My quasi-prison life started with a long, sweet sleep to get over the jet lag. Everyday the staff wearing protective suits knocked on my door five times. Three times for food and two times for covid tests. At the time of every breakfast, lunch, and dinner, they knocked on the door and put the food on a stool in front of the door. Twice a day, they knocked on the door and walked in to take the PCR test in the morning and afternoon. At the beginning, I felt extremely lonely and felt my quarantine life was endless and pointless. But the adaptive nature of humans was so versatile that I slowly got used to this kind of life—not talking to any human in person except for saying “thank you” to the staff five times per day, not seeing any sign of human life except for watching someone occasionally walking on the plaza from my window. I started to do sports every day to help me fall asleep quicker at night. The weather in Guangzhou can easily make one drip with sweat. I discovered that the delivery services were working at the hotel, so I bought three books online, one ethnography written by a Chinese anthropologist, Amusing Ourselves to Death and The Brave New World. I spent most time reading, watching TV dramas, and chatting with my friends and family. Slowly, I became less aware of time. Is today Monday or Sunday? Is today the sixth day or seventh day of quarantine? It seemed that time stopped and only repeated itself by five door-knocking sounds per day. It seems that I can live okay with so  little real-life connection to the outside world. Sometimes, I missed that kind of connection, so I secretly opened my door when there was no staff and let the heat wave in Guangzhou storm into my room. Breathing in the humid air from the hallway, and hearing that the elevator nearby was beeping, I confirmed that the outside world was still running. 

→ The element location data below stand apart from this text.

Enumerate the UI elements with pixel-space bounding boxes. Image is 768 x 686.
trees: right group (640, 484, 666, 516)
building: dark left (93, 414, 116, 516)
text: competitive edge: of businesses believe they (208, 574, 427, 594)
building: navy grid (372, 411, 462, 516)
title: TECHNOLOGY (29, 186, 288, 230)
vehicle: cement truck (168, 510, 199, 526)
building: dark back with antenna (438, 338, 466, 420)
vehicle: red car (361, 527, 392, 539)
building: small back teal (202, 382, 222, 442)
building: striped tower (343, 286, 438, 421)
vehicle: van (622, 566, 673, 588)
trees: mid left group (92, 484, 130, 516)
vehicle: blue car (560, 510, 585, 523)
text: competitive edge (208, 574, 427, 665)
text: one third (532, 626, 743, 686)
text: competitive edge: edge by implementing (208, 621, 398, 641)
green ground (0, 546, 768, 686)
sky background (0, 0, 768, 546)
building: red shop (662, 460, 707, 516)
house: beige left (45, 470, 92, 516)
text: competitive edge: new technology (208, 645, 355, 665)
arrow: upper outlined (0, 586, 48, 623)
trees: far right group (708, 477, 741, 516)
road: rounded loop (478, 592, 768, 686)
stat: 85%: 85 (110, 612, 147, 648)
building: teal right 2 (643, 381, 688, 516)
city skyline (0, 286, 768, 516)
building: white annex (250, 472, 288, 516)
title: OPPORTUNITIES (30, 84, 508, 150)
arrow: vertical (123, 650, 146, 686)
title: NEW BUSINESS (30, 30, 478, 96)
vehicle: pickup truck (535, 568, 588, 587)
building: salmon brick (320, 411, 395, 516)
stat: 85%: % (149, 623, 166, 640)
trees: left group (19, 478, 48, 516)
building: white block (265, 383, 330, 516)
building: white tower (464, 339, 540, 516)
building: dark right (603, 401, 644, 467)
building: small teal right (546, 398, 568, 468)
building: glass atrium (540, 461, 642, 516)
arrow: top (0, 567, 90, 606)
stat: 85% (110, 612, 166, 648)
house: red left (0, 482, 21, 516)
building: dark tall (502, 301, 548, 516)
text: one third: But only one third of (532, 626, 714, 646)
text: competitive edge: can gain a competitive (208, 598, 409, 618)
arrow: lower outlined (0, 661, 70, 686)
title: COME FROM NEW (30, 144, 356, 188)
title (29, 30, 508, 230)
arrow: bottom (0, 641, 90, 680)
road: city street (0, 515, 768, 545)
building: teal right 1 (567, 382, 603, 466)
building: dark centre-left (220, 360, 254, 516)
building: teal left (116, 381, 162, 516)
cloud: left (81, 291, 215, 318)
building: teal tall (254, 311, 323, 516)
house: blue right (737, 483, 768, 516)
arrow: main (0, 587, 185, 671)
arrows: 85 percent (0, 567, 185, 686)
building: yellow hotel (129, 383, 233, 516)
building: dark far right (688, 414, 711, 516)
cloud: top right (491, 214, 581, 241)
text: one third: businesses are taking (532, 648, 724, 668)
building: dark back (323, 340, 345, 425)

The final day of quarantine came quicker than I expected, and none of the thirty covid test results I took was positive. I was granted a Guangdong province health code, a green one. A free certificate. I didn’t go to my family in Beijing immediately and decided to stay in Guangzhou to explore the city. When I was finally able to walk in downtown Guangzhou, noises, traffic, and crowds of people unstoppably stimulated my sense of hearing and sight. I had a feeling that I had entered a covid-free bubble zone. Life there was so absurdly and unrealistically real. Welcome home.